Com uma certa frequência, assistimos no mercado publicitário a algumas agências e clientes a consultar reports abertos, pesquisas e big numbers para basear as suas recomendações e apresentações, encurtando o caminho e poupando tempo de reflexão sobre se aqueles dados são de facto verdade ou apenas um viés confirmatório.

O problema é que todos lemos, ouvimos e consumimos praticamente os mesmos conteúdos e não dá para culpar só o “algoritmo” por isso. O risco de termos empresas com um modelo de recrutamento pouco diversificado é o risco de nos fecharmos sobre nós próprios, em equipas unidimensionais.

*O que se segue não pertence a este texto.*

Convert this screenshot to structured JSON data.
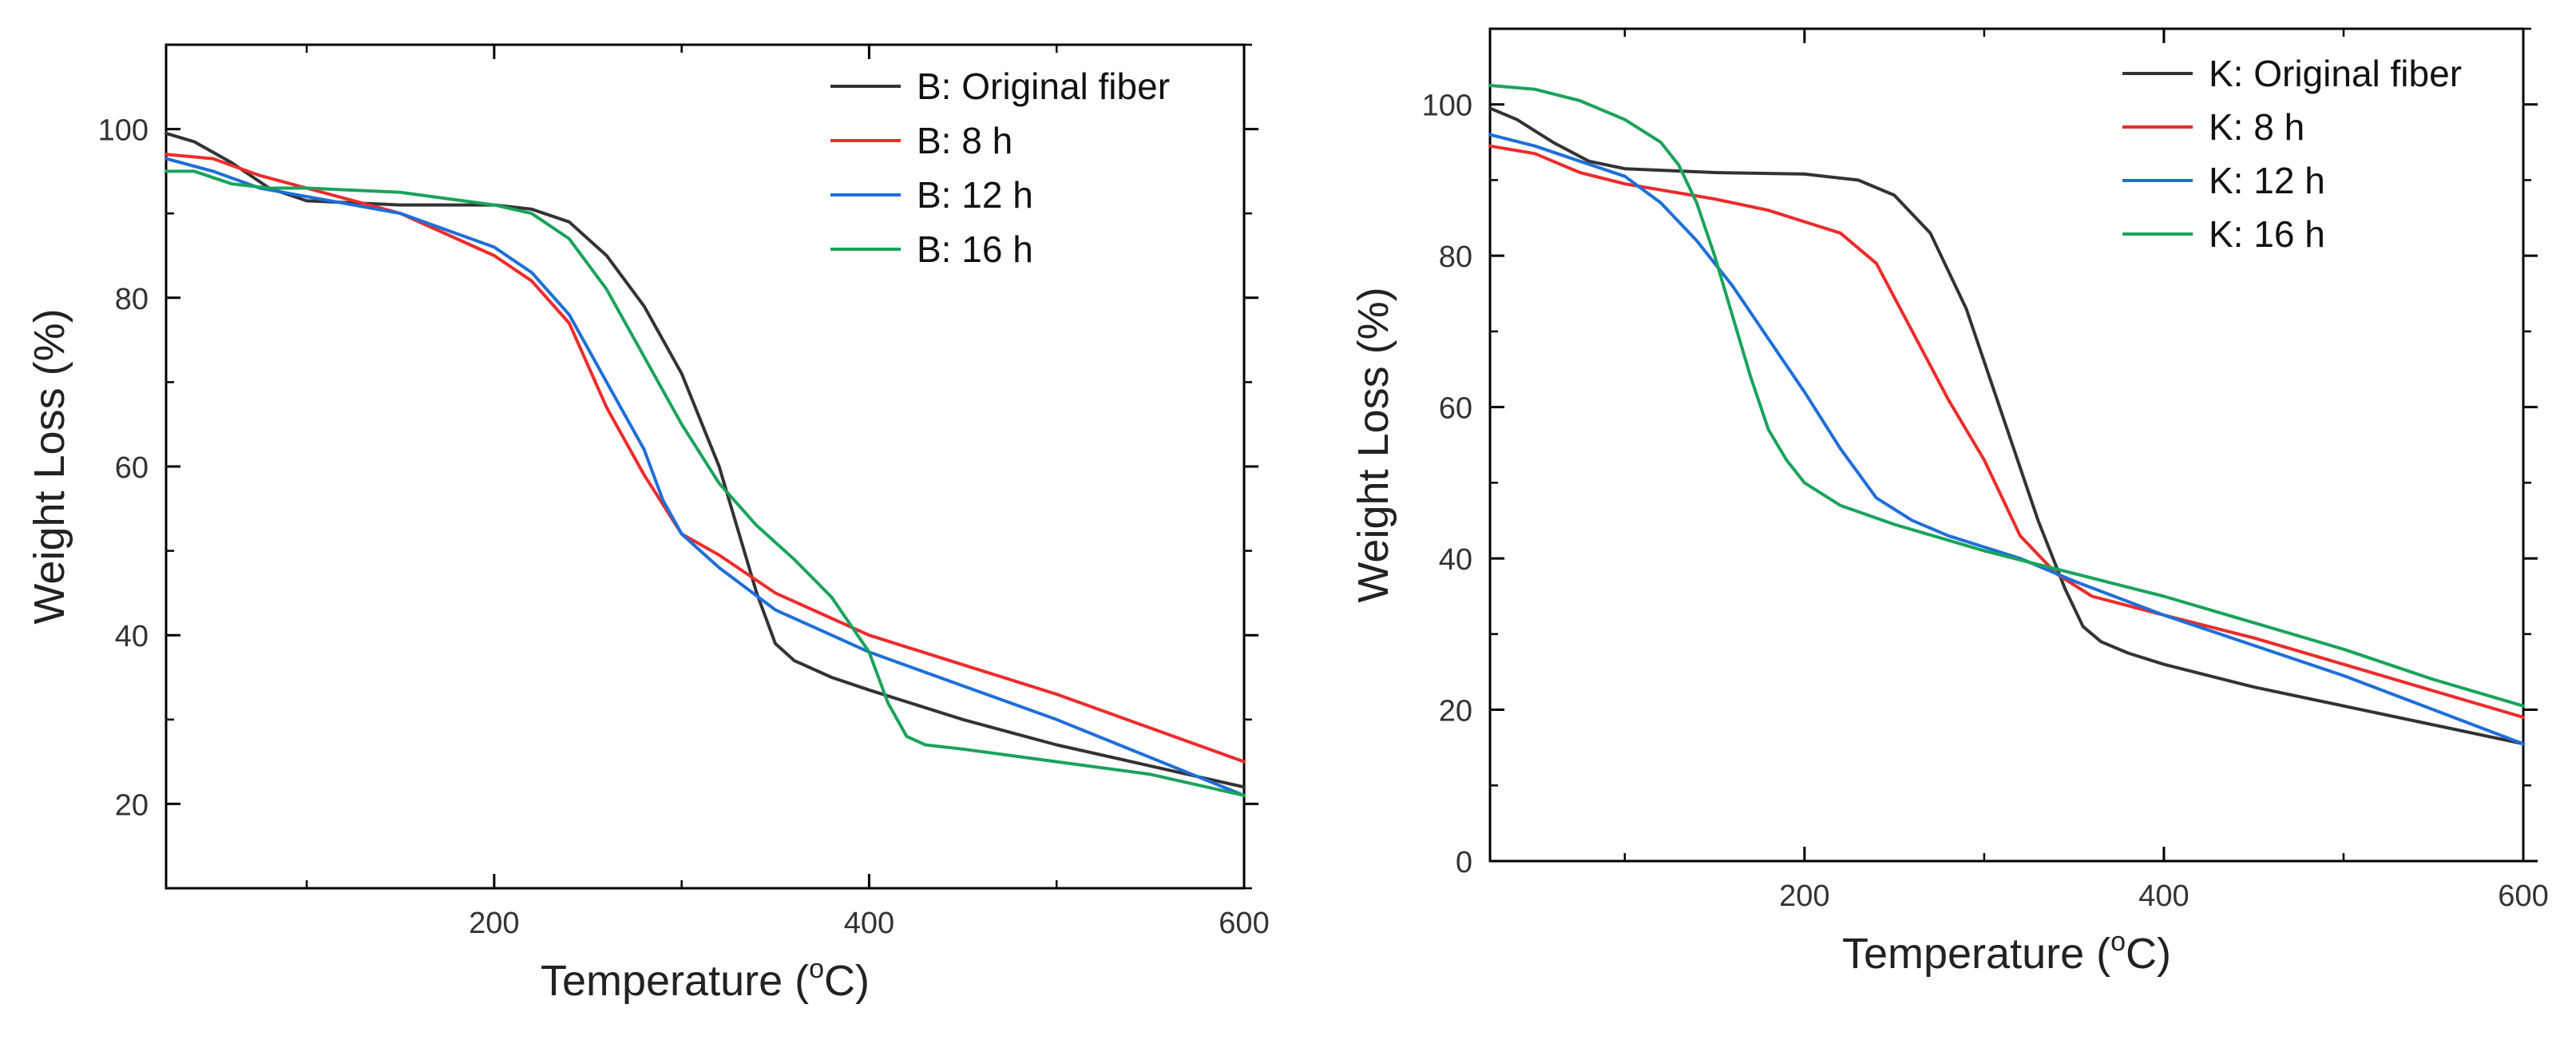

É reduzir a realidade aos mesmos insights, recomendações e soluções. E a pergunta que sobra: Estamos a produzir algo novo ou apenas a gerar mais do mesmo, reproduzindo ruído? – quando as perguntas deveriam ser: O que de humano cada um pode trazer na sua bagagem? Para onde não estamos a olhar? Estaremos mesmo dispostos a ampliar o debate criando espaços de inclusão?

Nos processos seletivos das nossas empresas deveríamos dar voz a pessoas provenientes das periferias, sem as mesmas oportunidades e privilégio de estudar nas faculdades A ou B, mas igualmente capacitadas. Deveríamos estar genuinamente interessados em abrir portas a minorias raciais, a pessoas com deficiência e às vozes LGBTQIA+, para que tenham lugar de fala no mercado de trabalho. A igualdade de género ecoa nos corredores da mudança mas ainda não se senta, quotidianamente, nos gabinetes de chefia. E, mesmo quando é a reconfiguração da lei que nos impele a incluir, não estaremos a fazer mais do que o mínimo obrigatório para ficar bem na fotografia, ou nos slideshows?

Fico, por muitas vezes, a refletir sobre estarmos de fato cooperando (enquanto comunicadores, criativos, publicitários, gestores, marketeers…) com a perpetuação de retóricas a ecoarem nas nossas bolhas de opinião e comunicação. Dando oportunidade sempre aos mesmos e não utilizando esse enorme poder que é a “diferença” para solucionarmos problemas reais.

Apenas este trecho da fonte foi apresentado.